Prepare to be shocked, or at least to mildly “tsk tsk.”  For almost three years time, my husband and I did not leave the kids and go on a grown-ups only vacation.  All that changed last weekend, when we left the kids for almost 72 whole hours.  [This almost three years lag violates all of those self-help happy marriage books that mandate weekly dates nights, etc., I know, I know.] We’ve been busy with surgeries, injuries, recoveries, pain medicine infusions, making accessible bathrooms, etc.  I think this just happens when you have a kid with a chronic health condition (and in our case, a progressive disabling condition – often for us faraway medical appointments and medical conferences become our “vacations” – not the same).  But when you make it to 15 years of marriage the gauntlet is thrown and you must celebrate the occasion in some worthwhile celebratory fashion (or at least that is what my husband and friends tell me, just kidding, 15 years is awesome and a big deal).
But, I’m nervous to leave my son, Billy, with anyone other than me or my husband pretty much (and also school is okay).  With Billy it is not a question of “if something is going to happen?” (e.g., femur fracture, spiral fracture of the tibia, breaking the ulna), it is a question of “when will it happen?”  But I toughed up and made some plans.
The grandparents cleared their calendar with several open weekends, and I stalled.  I didn’t want to travel too far away (because then it takes longer to get home if there is trouble).  After several weeks of hemming and hawing, I remembered an out in the middle of nowhere cabin place I’d seen advertised for years and called about availability.  Apparently, you should plan these things more than one week out because they were booked.  I checked back in with the grandparents on the next weekend and finalized reservations and payment.
And then there is the issue of the dog.  Billy has a CCI working dog named Picasso who helps him around the house and goes with Billy to medical appointments.  He is no ordinary dog so I can’t just board him.  Fortunately, dogs are welcome to stay at the cabins (dogs but no kids), yeah!
So we got the kids packed and dropped off at school on Friday morning leaving the grandparents with just one school pick-up for Friday afternoon.  They borrowed my minivan because it’s easier for Billy and his wheels.  [Grandparents told kids to tell me to clean my car – which I would have done had I known they would borrow it, yikes!  It’s a mess.]  After dropping the kids at school, Kevin and I start our drive to remote Mississippi.

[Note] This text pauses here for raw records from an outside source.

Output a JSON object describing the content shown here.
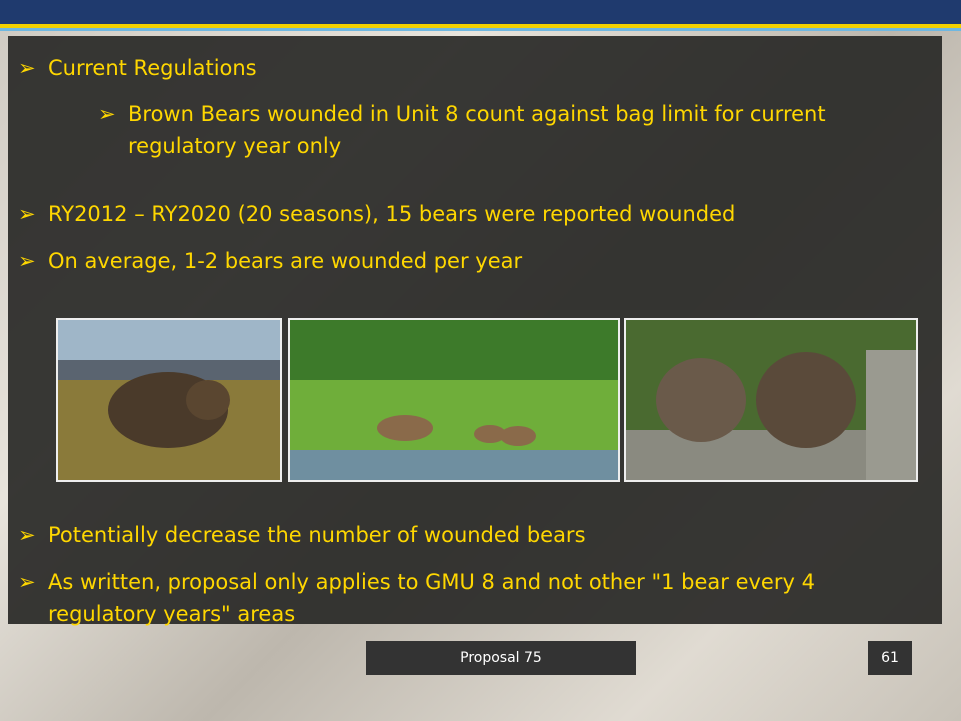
{
  "bullets": [
    {
      "level": 0,
      "text": "Current Regulations"
    },
    {
      "level": 1,
      "text": "Brown Bears wounded in Unit 8 count against bag limit for current regulatory year only"
    },
    {
      "level": 0,
      "text": "RY2012 – RY2020 (20 seasons), 15 bears were reported wounded"
    },
    {
      "level": 0,
      "text": "On average, 1-2 bears are wounded per year"
    },
    {
      "level": 0,
      "text": "Potentially decrease the number of wounded bears"
    },
    {
      "level": 0,
      "text": "As written, proposal only applies to GMU 8 and not other \"1 bear every 4 regulatory years\" areas"
    }
  ],
  "footer": "Proposal 75",
  "page_number": "61"
}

As we got closer to the Homochitto National Forest and I could see I had no cell phone coverage in some spots and only emergency coverage in other spots, I did start to feel a little panicky.  No phones or TV in the cabins – but the grandparents had two phone numbers for the caretaker.  The caretaker had warned me that cell coverage would be tricky.  I wondered, not aloud, if I could persuade emergency operators that checking in on the kids really is an emergency.  [Kevin might say I worry too much.] I pretended to be cool as we settled into the cabin – unpacked the ice chest and checked out the creek.  But by late afternoon, I really had to know that the kids got home from school safe and sound.  And ah ha, I found a high enough spot to get a signal and call Grandma.  She sounded disappointed to hear from me – she had made a bet with herself that I would trust them and not call.  She lost the bet and the kids were fine.  [Grandma might also say I worry too much.] The place was absolutely gorgeous.  And we had a great time.  I called, only once, to check on the kids on Saturday – all was fine.  And then we rolled out of there on Sunday, late morning.  All in all with the curvy forest roads it was less than two hours away from home.
In hindsight, I think I might be a little bit of an over-worrier, but still I declare the trip a success.  Oh, and guess who has H1N1 less than a week after the trip, that would be Billy.